Sunday, April 1, 2007

The Box

Looking at a box, one can see its color, its shape, feel its texture, life it to know its proximate weight, but that is all outward. What about its contents? Likewise, with identity, the female student sitting two rows to my right in class may see me as someone with little fashion sense, or walking towards my next class the passing stranger may view me as friendly when I flash a smile and a cheery "Hello!" But what about my contents, what makes me who I am? Do I have passions? What motivated me to greet someone passing by on the street? Could it have been my love for people? One might peer into an opening in a box and see its make up, but another might view a different opening and see a whole other side of the contents.

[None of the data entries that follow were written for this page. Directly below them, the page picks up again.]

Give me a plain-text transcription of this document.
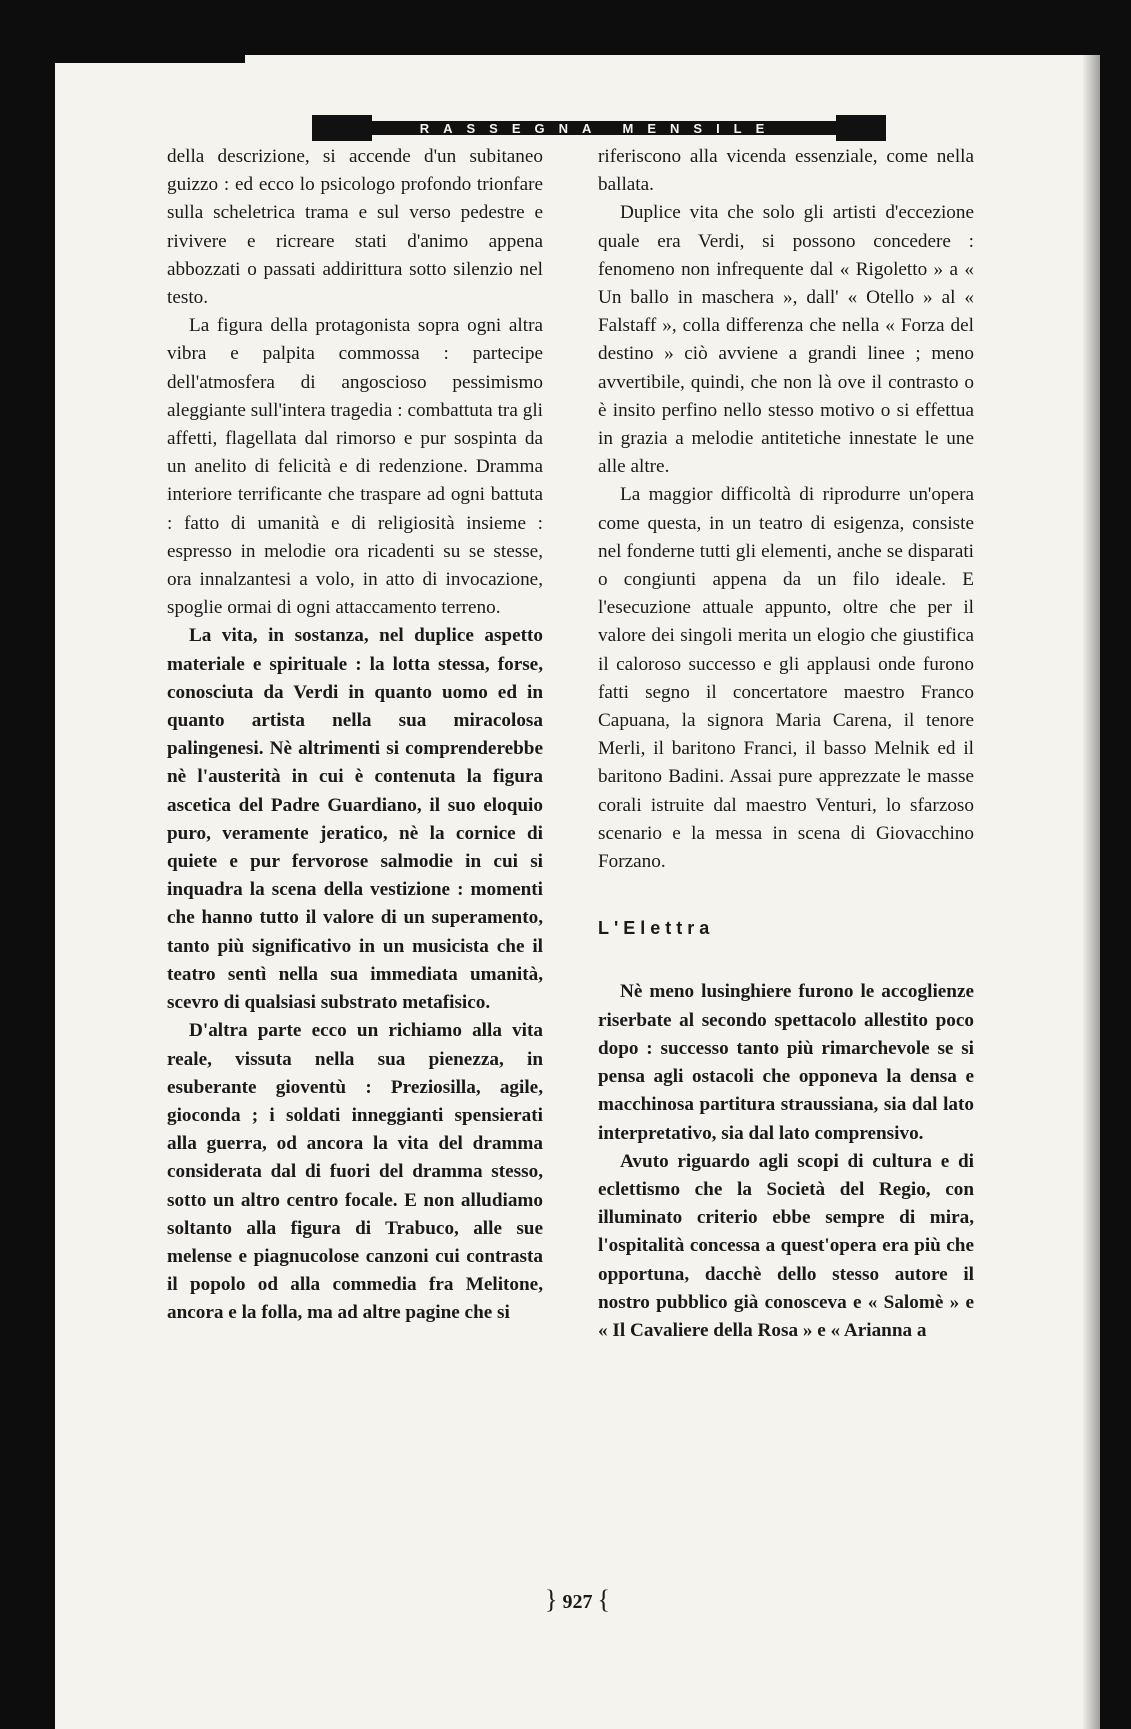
RASSEGNA MENSILE

della descrizione, si accende d'un subitaneo guizzo : ed ecco lo psicologo profondo trionfare sulla scheletrica trama e sul verso pedestre e rivivere e ricreare stati d'animo appena abbozzati o passati addirittura sotto silenzio nel testo.

La figura della protagonista sopra ogni altra vibra e palpita commossa : partecipe dell'atmosfera di angoscioso pessimismo aleggiante sull'intera tragedia : combattuta tra gli affetti, flagellata dal rimorso e pur sospinta da un anelito di felicità e di redenzione. Dramma interiore terrificante che traspare ad ogni battuta : fatto di umanità e di religiosità insieme : espresso in melodie ora ricadenti su se stesse, ora innalzantesi a volo, in atto di invocazione, spoglie ormai di ogni attaccamento terreno.

La vita, in sostanza, nel duplice aspetto materiale e spirituale : la lotta stessa, forse, conosciuta da Verdi in quanto uomo ed in quanto artista nella sua miracolosa palingenesi. Nè altrimenti si comprenderebbe nè l'austerità in cui è contenuta la figura ascetica del Padre Guardiano, il suo eloquio puro, veramente jeratico, nè la cornice di quiete e pur fervorose salmodie in cui si inquadra la scena della vestizione : momenti che hanno tutto il valore di un superamento, tanto più significativo in un musicista che il teatro sentì nella sua immediata umanità, scevro di qualsiasi substrato metafisico.

D'altra parte ecco un richiamo alla vita reale, vissuta nella sua pienezza, in esuberante gioventù : Preziosilla, agile, gioconda ; i soldati inneggianti spensierati alla guerra, od ancora la vita del dramma considerata dal di fuori del dramma stesso, sotto un altro centro focale. E non alludiamo soltanto alla figura di Trabuco, alle sue melense e piagnucolose canzoni cui contrasta il popolo od alla commedia fra Melitone, ancora e la folla, ma ad altre pagine che si

riferiscono alla vicenda essenziale, come nella ballata.

Duplice vita che solo gli artisti d'eccezione quale era Verdi, si possono concedere : fenomeno non infrequente dal « Rigoletto » a « Un ballo in maschera », dall' « Otello » al « Falstaff », colla differenza che nella « Forza del destino » ciò avviene a grandi linee ; meno avvertibile, quindi, che non là ove il contrasto o è insito perfino nello stesso motivo o si effettua in grazia a melodie antitetiche innestate le une alle altre.

La maggior difficoltà di riprodurre un'opera come questa, in un teatro di esigenza, consiste nel fonderne tutti gli elementi, anche se disparati o congiunti appena da un filo ideale. E l'esecuzione attuale appunto, oltre che per il valore dei singoli merita un elogio che giustifica il caloroso successo e gli applausi onde furono fatti segno il concertatore maestro Franco Capuana, la signora Maria Carena, il tenore Merli, il baritono Franci, il basso Melnik ed il baritono Badini. Assai pure apprezzate le masse corali istruite dal maestro Venturi, lo sfarzoso scenario e la messa in scena di Giovacchino Forzano.

L'Elettra

Nè meno lusinghiere furono le accoglienze riserbate al secondo spettacolo allestito poco dopo : successo tanto più rimarchevole se si pensa agli ostacoli che opponeva la densa e macchinosa partitura straussiana, sia dal lato interpretativo, sia dal lato comprensivo.

Avuto riguardo agli scopi di cultura e di eclettismo che la Società del Regio, con illuminato criterio ebbe sempre di mira, l'ospitalità concessa a quest'opera era più che opportuna, dacchè dello stesso autore il nostro pubblico già conosceva e « Salomè » e « Il Cavaliere della Rosa » e « Arianna a

} 927 {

Only the box can truly know what it contains. My roommate says I listen well when other are having a difficult time, my dad says I am independent, and my sisters say I am bossy. Sure, I have been accurately described, but these depictions are abstractions of the real me. Really, they are only a mere translation of my outward self to the surrounding world. Who can fully know me when they have never experienced being me? Has the girl in my class ever spent hours tutoring Freddie, a fifth grader in Harrisburg who has melted my heart and caused me to be highly passionate about inner-city education? Have my sister ever played on my softball team, or has my dad ever loved to draw? Who knows that I long to labor in a third world country, and how many can tell from the outside that Reformed theology excites me? These are things that form my identity--my fascination with different cultures, my enjoyment of competing alongside my teammates of many years, my love of God. Yes, like the box, my outward appearance of fair skin, blonde hair, and a slender build give me who I am on the outside, but the treasures are located where only one person has the master key--ME!!!